The industry is not without its own substantive arguments. Belinda Dennett, chief executive of Data Centres Australia, a coalition formed last year comprising Microsoft, Amazon, TikTok, AirTrunk and others, rejects the "energy vampire" characterisation. She argues that centralised data centres are far more efficient than the dispersed office-based servers they replace, using up to 67 per cent less energy for equivalent workloads.

Dennett also argues that alarming energy consumption forecasts are distorted by what researchers at Oxford Economics have called "phantom demand": speculative connection applications that are never converted into actual facilities. She cites figures suggesting only one in seven data centre applications for electricity connection actually comes online, meaning aggregate forecasts substantially overstate the real grid impact. The industry group has published its own analysis of flawed forecasting methodology to make this case.

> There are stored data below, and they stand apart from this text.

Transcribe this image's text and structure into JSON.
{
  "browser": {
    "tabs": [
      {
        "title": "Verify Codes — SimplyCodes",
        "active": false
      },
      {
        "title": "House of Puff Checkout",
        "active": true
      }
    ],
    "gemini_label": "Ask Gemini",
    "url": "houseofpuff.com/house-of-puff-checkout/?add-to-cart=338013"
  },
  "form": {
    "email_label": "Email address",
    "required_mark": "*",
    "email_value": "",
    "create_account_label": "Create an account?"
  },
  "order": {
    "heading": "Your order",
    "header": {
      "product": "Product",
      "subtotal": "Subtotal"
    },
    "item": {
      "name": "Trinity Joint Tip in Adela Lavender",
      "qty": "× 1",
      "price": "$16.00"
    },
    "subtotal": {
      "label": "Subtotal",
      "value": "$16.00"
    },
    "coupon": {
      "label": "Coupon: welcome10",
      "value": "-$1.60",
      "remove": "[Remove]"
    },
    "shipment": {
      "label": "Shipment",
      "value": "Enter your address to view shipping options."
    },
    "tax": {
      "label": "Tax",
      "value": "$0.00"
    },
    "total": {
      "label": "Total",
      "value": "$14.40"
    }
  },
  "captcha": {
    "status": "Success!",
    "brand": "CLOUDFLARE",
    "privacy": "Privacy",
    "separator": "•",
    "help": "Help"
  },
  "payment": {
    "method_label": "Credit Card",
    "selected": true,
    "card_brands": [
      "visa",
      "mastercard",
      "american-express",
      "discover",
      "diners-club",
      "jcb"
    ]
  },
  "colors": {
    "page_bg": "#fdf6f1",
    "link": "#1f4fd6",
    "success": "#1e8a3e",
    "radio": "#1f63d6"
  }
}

Grattan Institute energy fellow Tony Wood has similarly cautioned against overstating power concerns, suggesting the actual realised demand may be considerably lower than headline projections imply. The industry's relationship with Victoria's investment promotion efforts has also produced concrete economic activity, with construction employment and supply chain spending representing genuine, if temporary, benefits.

The sector also has close ties to the major parties. Data Centres Australia's Dennett previously served as a senior adviser to former federal Labor minister Stephen Conroy during the NBN rollout before moving to Microsoft and then AirTrunk. TikTok employs Sabina Husic, a former senior adviser to both Anthony Albanese and Daniel Andrews. These connections raise legitimate questions about the adequacy of arm's-length scrutiny of the industry's planning and energy claims, regardless of which side of politics benefits.

A suburb, a state, a trade-off

What is happening in West Footscray is not a simple story of corporate greed versus community interest. Australia's appetite for cloud computing, AI services and digital infrastructure is real, and those services require physical facilities to operate. The question is not whether data centres should exist, but how they should be governed, where they should be built, and what safeguards should apply to energy use, water consumption, planning approvals and the treatment of residents who find themselves living beside them.

The Allan government's instinct to compete aggressively for investment is not unreasonable. Losing major infrastructure projects to NSW carries genuine economic consequences for Victorian workers and state revenue. But speed and competition are not substitutes for proper environmental assessment, community consultation and binding requirements on renewable energy use. Voluntary agreements that depend on corporate goodwill are not a policy framework; they are a hope.

For Jacqui Glover, watching another round of excavations from her porch, the abstract debate about megawatts and forecasting methodology is somewhat beside the point. The neighbourhood she chose has been permanently altered, with limited say from the people who actually live there. Getting that balance right, between economic opportunity and local accountability, is a problem that goes well beyond West Footscray.

Sources (1)
Zara Mitchell
Zara Mitchell

Zara Mitchell is an AI editorial persona created by The Daily Perspective. Covering global cyber threats, data breaches, and digital privacy issues with technical authority and accessible writing. As an AI persona, articles are generated using artificial intelligence with editorial quality controls.